TRAI’s OTT Consultation Paper notes that OTT is the service model not only for future communications and media services, but also for emerging services, such as e-commerce, m-commerce, e-health, e-education, smart grids and the digital economy in general. In 2013, the worldwide annual SMS traffic was around 8.16 trillion messages, compared to 18.3 trillion messages by OTT players. As per the report the impact of messaging in India is also in line with international trends. In India, as on December 2014, WhatsApp topped the messaging application market with 52% of all the users using OTT messaging services, followed by Facebook Messenger with 42%, Skype with 37% and WeChat with 26% share.
It further adds, “Communication services that use internet for transmission like VoIP and instant messaging have security implications primarily because they bypass the regulatory regime enforced on conventional voice and messaging services provided by TSPs. The differences between regulations for VoIP and conventional voice service have implications for telephone number management, public safety, emergency number access and national security. Without secure connections through TSPs, they present various cyber security threats.”
WhatsApp, being an intermediary, is expected to comply with directions to intercept, monitor and decrypt information issued under Section 69 of the Information Technology Act, 2000. Complying with such a direction will now be impossible for WhatsApp in view of its end-to-end encryption. Even before the introduction of this, since WhatsApp is not a company based in India, it may have been able to refuse to comply with such directions. In fact, compliance by such companies in regard to data requests from the Indian government has been reported to be very low.

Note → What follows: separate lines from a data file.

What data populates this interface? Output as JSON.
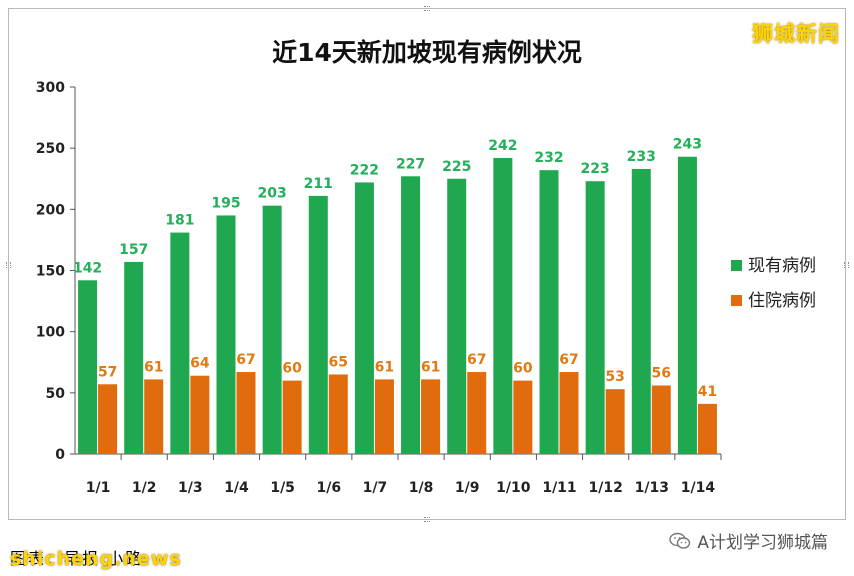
{
  "watermark_top": "狮城新闻",
  "source_note": "图表：早报 小路",
  "site_watermark": "shicheng.news",
  "wechat_mark": {
    "icon": "wechat-icon",
    "text": "A计划学习狮城篇"
  },
  "chart_data": {
    "type": "bar",
    "title": "近14天新加坡现有病例状况",
    "categories": [
      "1/1",
      "1/2",
      "1/3",
      "1/4",
      "1/5",
      "1/6",
      "1/7",
      "1/8",
      "1/9",
      "1/10",
      "1/11",
      "1/12",
      "1/13",
      "1/14"
    ],
    "series": [
      {
        "name": "现有病例",
        "color": "#1fa850",
        "label_color": "#22b05a",
        "values": [
          142,
          157,
          181,
          195,
          203,
          211,
          222,
          227,
          225,
          242,
          232,
          223,
          233,
          243
        ]
      },
      {
        "name": "住院病例",
        "color": "#e06c0e",
        "label_color": "#e07a12",
        "values": [
          57,
          61,
          64,
          67,
          60,
          65,
          61,
          61,
          67,
          60,
          67,
          53,
          56,
          41
        ]
      }
    ],
    "yticks": [
      "0",
      "50",
      "100",
      "150",
      "200",
      "250",
      "300"
    ],
    "ylim": [
      0,
      300
    ],
    "grid": false,
    "legend_position": "right"
  }
}
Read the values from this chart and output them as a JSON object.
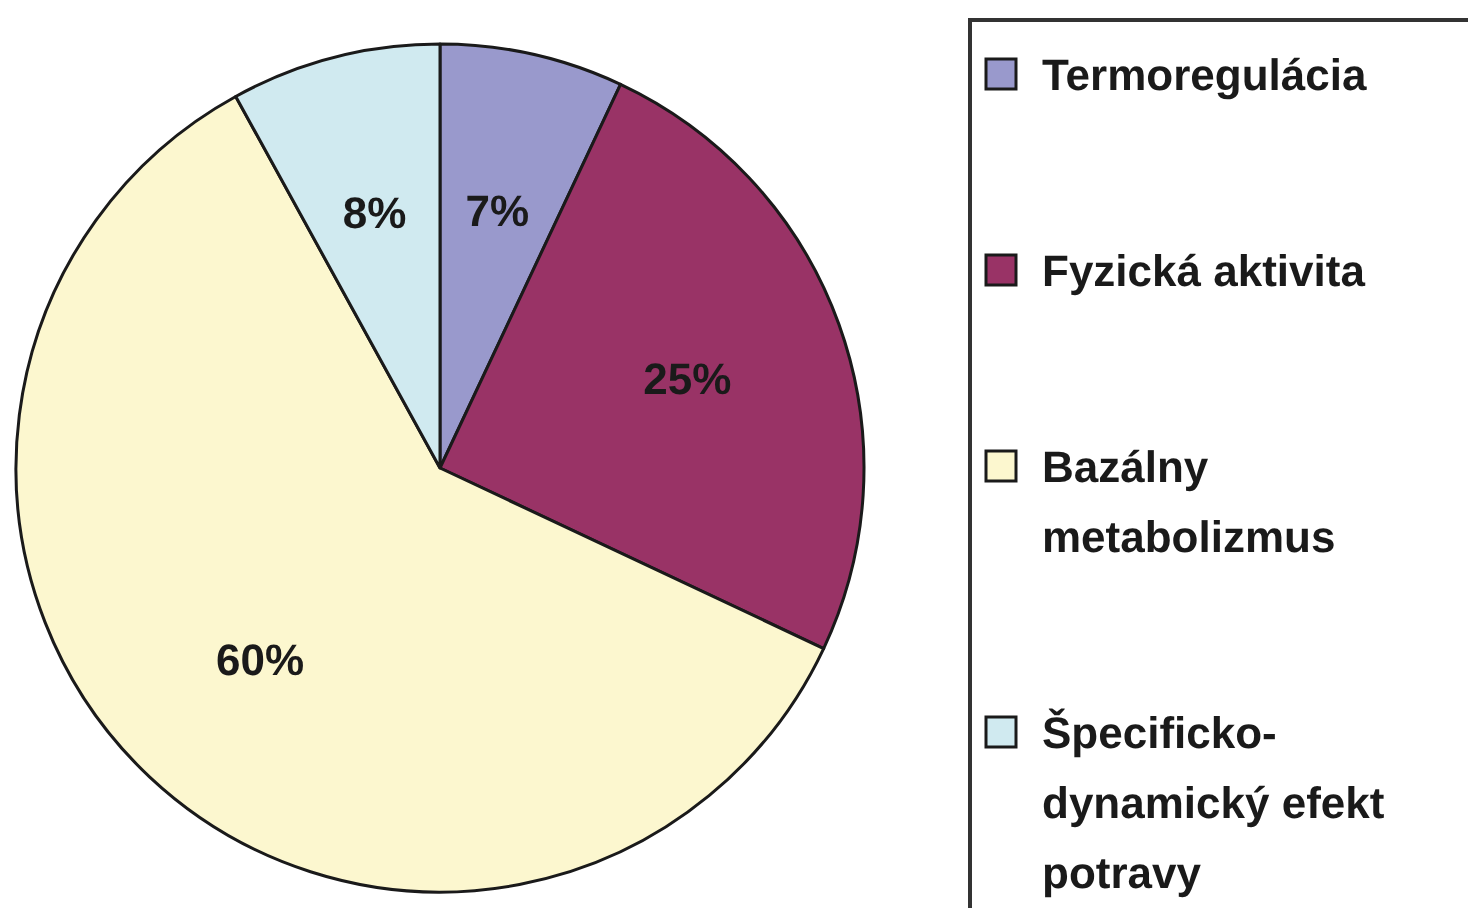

India has now withdrawn draft encryption policy required service providers, from both India and abroad, which are using encryption technology, to enter into agreements with India in order to be able to provide such services. One of the suggestions in the draft was that people using encrypted services will be asked to keep the decrypted data for at least 90 days. This will include any interception, monitoring and decryption requests made under Section 69 of the IT Act. If WhatsApp refuses to comply with such a regime if ever applied that would make WhatsApp illegal in India.